CPSC 625-600 Read-Only Bulletin Board

Last modified: 8/31/10, 12:20PM (Tue)

This page will have all relevant email transactions with the students regarding the AI course, so that everyone has equal information regarding the course material.

Newest transactions will be posted on the top. Regularly view this page to see what's going on between other students and the instructor.

All sensitive material such as your name, email address, etc. will be removed, and also any part of code that is not relevant to the discussion will not be uploaded here.


Article List

Date: 11/30 Title: Presentation schedule
Date: 10/28 Title: Term project info
Date: 9/14 Title: Program #1 correction


Articles

Date: 11/30 Title: Presentation schedule

Term project presentation schedule


12/2 75 minutes - 9 minutes each (including Q/A)
	Vasant
	Manoj
	Raymond
	Nakul
	Yong
	Jaime
	

12/7 75+20 minutes - 9 minutes each (including Q/A)
	We will meet 10 minutes early: 2:10pm 

	Sumant
	Hao
	Pan
	Amit
	Aamir
	Longfei
	Dilip
	Aditya
	Sushma
	Saurabh

Grading of the presentation will be based on the following:

        1. Intro: Did you properly motivate your research problem?
        2. Method:
                Does the proposed method include novel algorithmic
                and/or experimental design?
        3. Results:
                Do the results support the main claims?
        4. Discussion & Conclusion
                Were proper discussion and conclusions given?

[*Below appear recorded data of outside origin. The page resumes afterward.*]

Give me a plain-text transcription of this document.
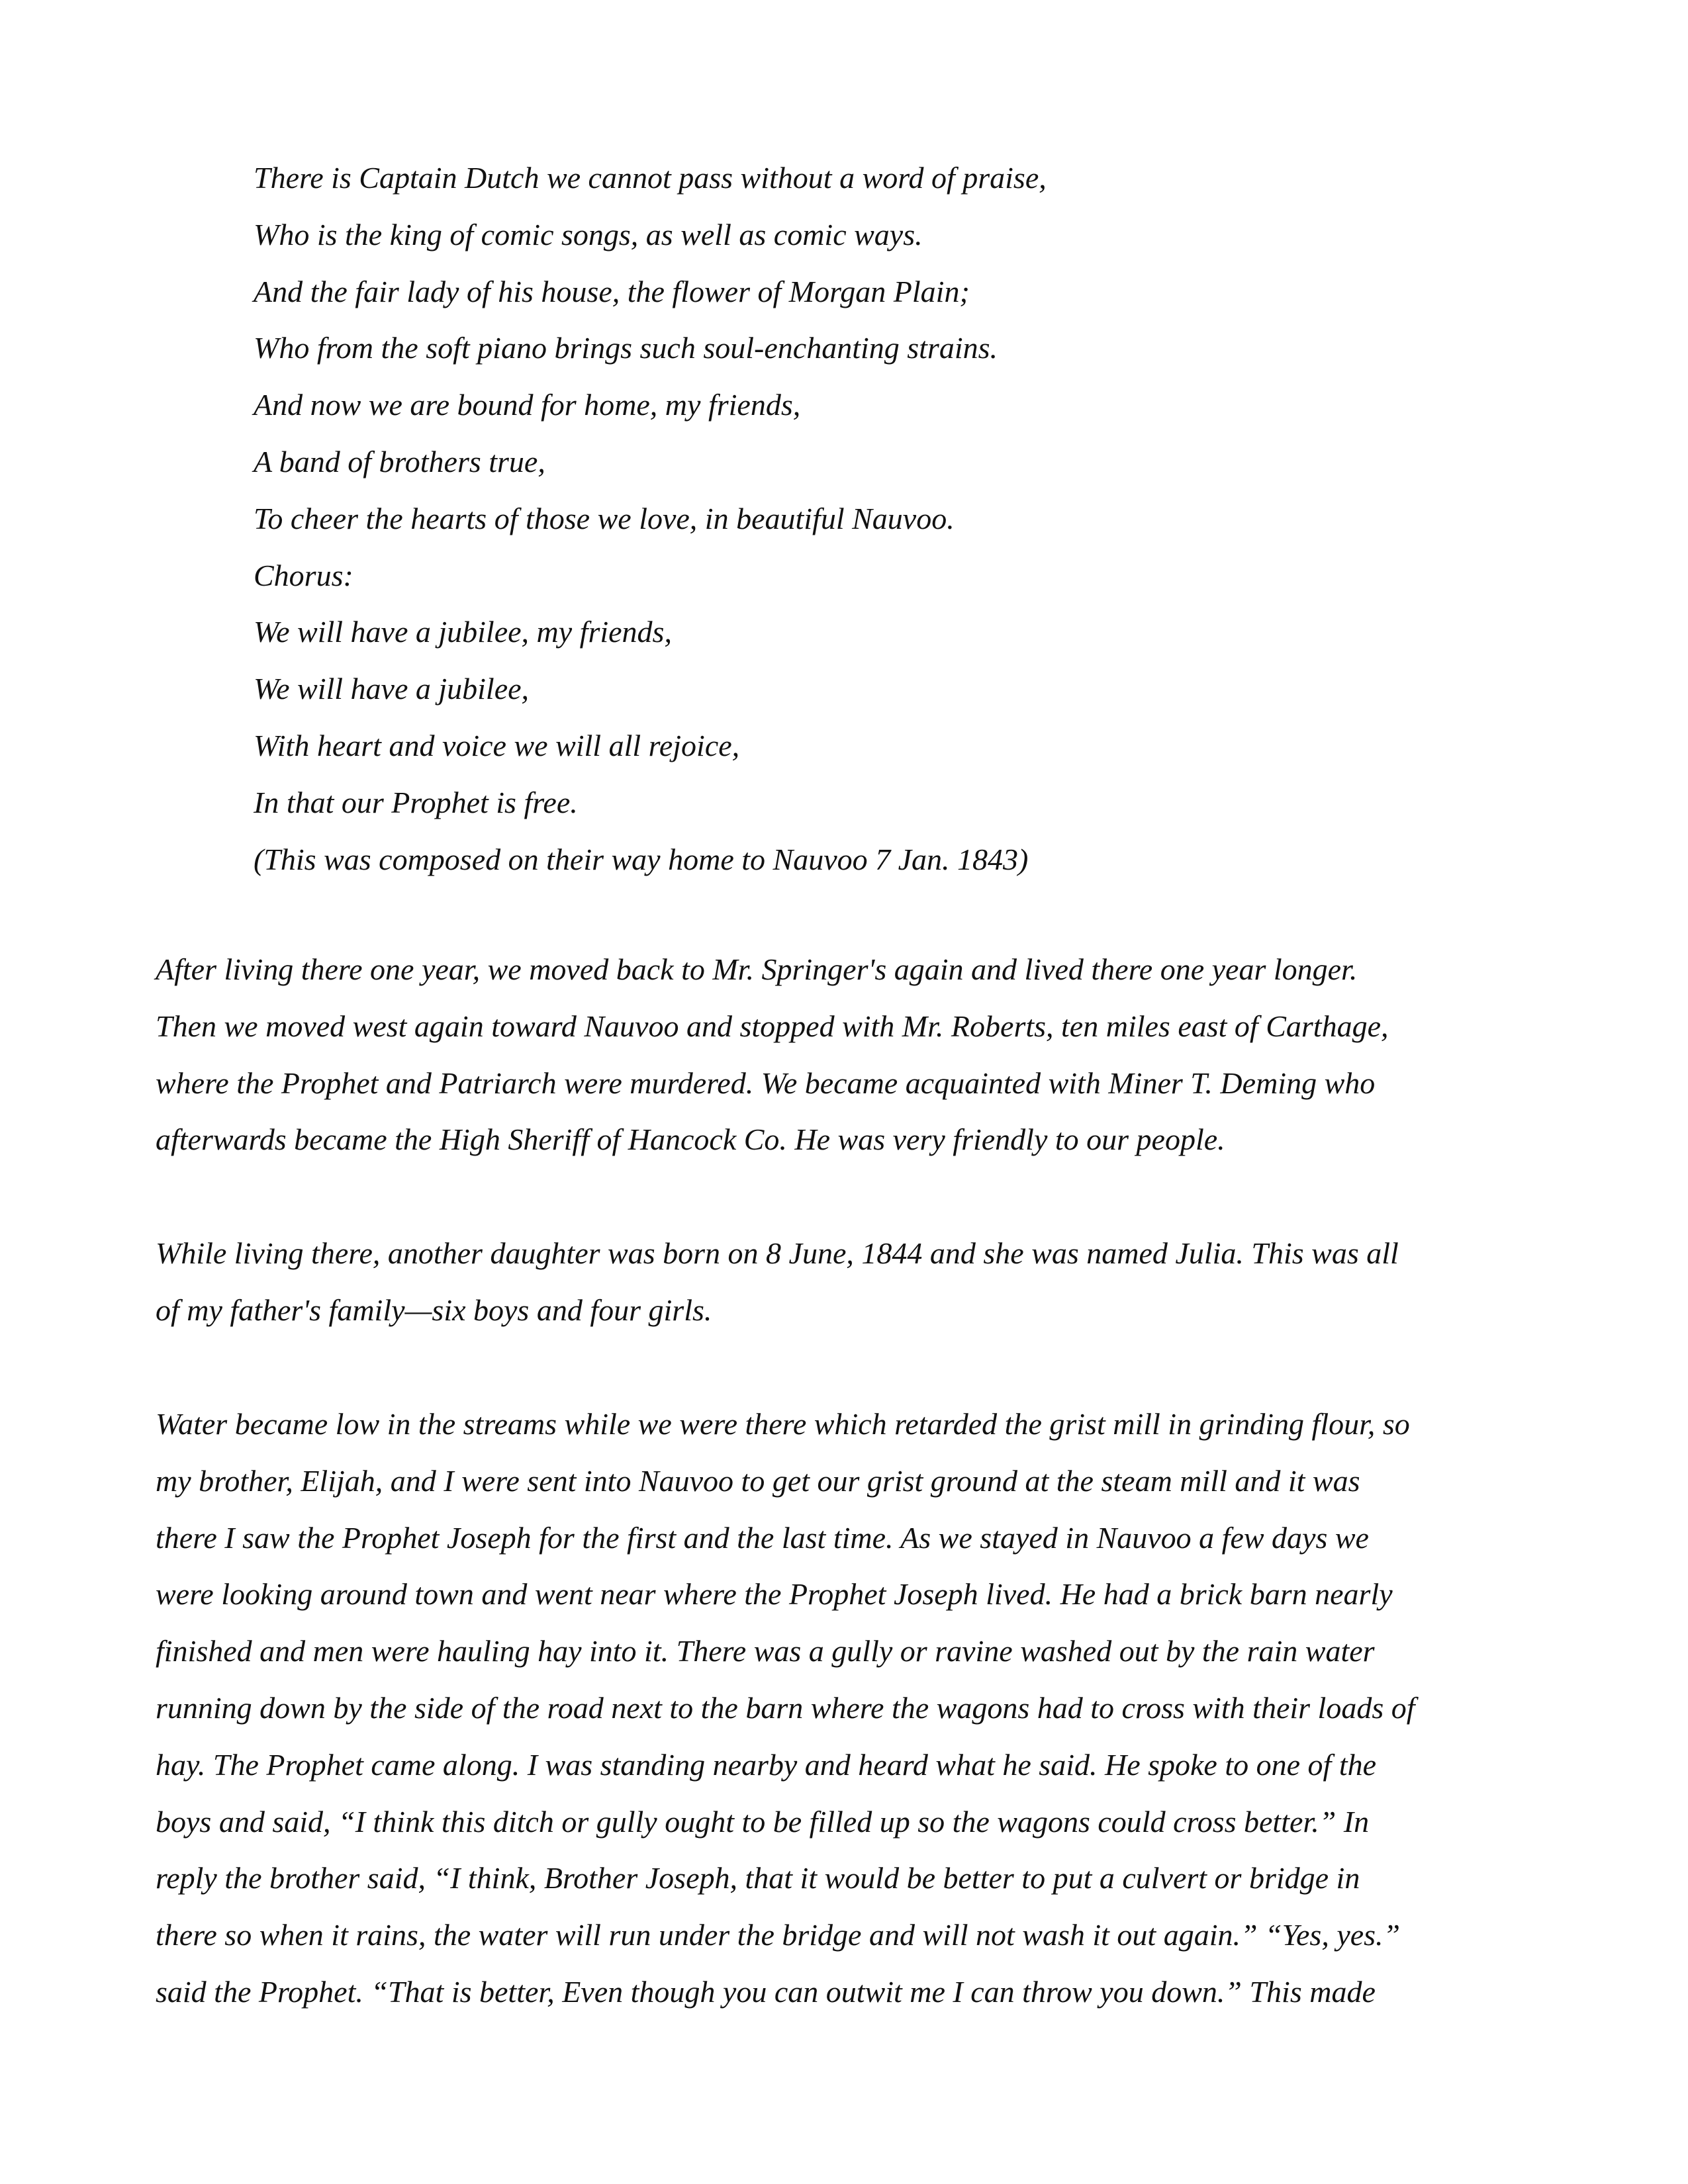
There is Captain Dutch we cannot pass without a word of praise,
Who is the king of comic songs, as well as comic ways.
And the fair lady of his house, the flower of Morgan Plain;
Who from the soft piano brings such soul-enchanting strains.
And now we are bound for home, my friends,
A band of brothers true,
To cheer the hearts of those we love, in beautiful Nauvoo.
Chorus:
We will have a jubilee, my friends,
We will have a jubilee,
With heart and voice we will all rejoice,
In that our Prophet is free.
(This was composed on their way home to Nauvoo 7 Jan. 1843)
After living there one year, we moved back to Mr. Springer's again and lived there one year longer.
Then we moved west again toward Nauvoo and stopped with Mr. Roberts, ten miles east of Carthage,
where the Prophet and Patriarch were murdered. We became acquainted with Miner T. Deming who
afterwards became the High Sheriff of Hancock Co. He was very friendly to our people.
While living there, another daughter was born on 8 June, 1844 and she was named Julia. This was all
of my father's family—six boys and four girls.
Water became low in the streams while we were there which retarded the grist mill in grinding flour, so
my brother, Elijah, and I were sent into Nauvoo to get our grist ground at the steam mill and it was
there I saw the Prophet Joseph for the first and the last time. As we stayed in Nauvoo a few days we
were looking around town and went near where the Prophet Joseph lived. He had a brick barn nearly
finished and men were hauling hay into it. There was a gully or ravine washed out by the rain water
running down by the side of the road next to the barn where the wagons had to cross with their loads of
hay. The Prophet came along. I was standing nearby and heard what he said. He spoke to one of the
boys and said, “I think this ditch or gully ought to be filled up so the wagons could cross better.” In
reply the brother said, “I think, Brother Joseph, that it would be better to put a culvert or bridge in
there so when it rains, the water will run under the bridge and will not wash it out again.” “Yes, yes.”
said the Prophet. “That is better, Even though you can outwit me I can throw you down.” This made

Date: 10/28 Title: Term project info

Code-base

  1. Backpropagation: backprop-1.6.tar.gz (C++ code -- unix)
  2. Neuroevolution: ga.m (Octave code)
  3. SIDA: sida-nat.tar.gz (Octave code)
  4. FOL resolution theorem prover skeleton code: dupeclause.l, fol-dupe-check.lsp, gen-next.lsp, sunify.lsp, theorems.lsp (Lisp)
  5. JAVA version of NEAT called ANJI (with some modifications by YC): anji_2_01-choe.10Oct28.tar.gz. Original source at http://anji.sourceforge.net/.

Final miniproject details

1. Pick a code-base - YC's backpropagation code (in c++) - YC's neuroevolution code (in octave) - YC's SIDA code for sensorimotor semantics (in octave) - YC's FOL resolution theorem prover skeleton code (in lisp) - Your own code - A third-party open source 2. Formulate your research problem - Pick a task - Locate data set (if needed) - Design extensions and experiments 3. Proposal - Team members: max 2 per team. - What is the research problem? - Why is it important/interesting? - What are other people's approaches? - What are the limitations of those approaches? - What is your approach? - What experiments will you do? - What are the expected results? - Who will work on which portion of the project? - Submit by 11/5. * Some project ideas: 1. experiment with SIDA and run on images with various curvatures and with randomly oriented lines. 2. use ANJI for navigation, obstacle avoidance, and other dynamic environmental interactions. 3. KB + question answering system using resolution theorem prover. 4. Dr. Ronnie Ward will give a guest lecture on 11/4 and suggest potential topics as well. 4. Presentation - 10 minutes (8 minute presentation + 2 minute Q/A). - Present final or interim results 5. Final report - 4-5 pages, single space report. - Due by 12/7, 6pm, HRBB 322B.
Date: 9/14 Title: Program #1 correction
I mentioned this in class, but just to make it formal, I'll repeat it.

As for division by zero,

        1. you are not required to check it in (deriv ...)

        2. you are required to check it in (deriv-eval ...)

This means, you cannot use the simple trick I mentioned in class
on how to evaluate expressions in Lisp, involving (eval ...), and
as a result, you have to write a recursive expression evaluator.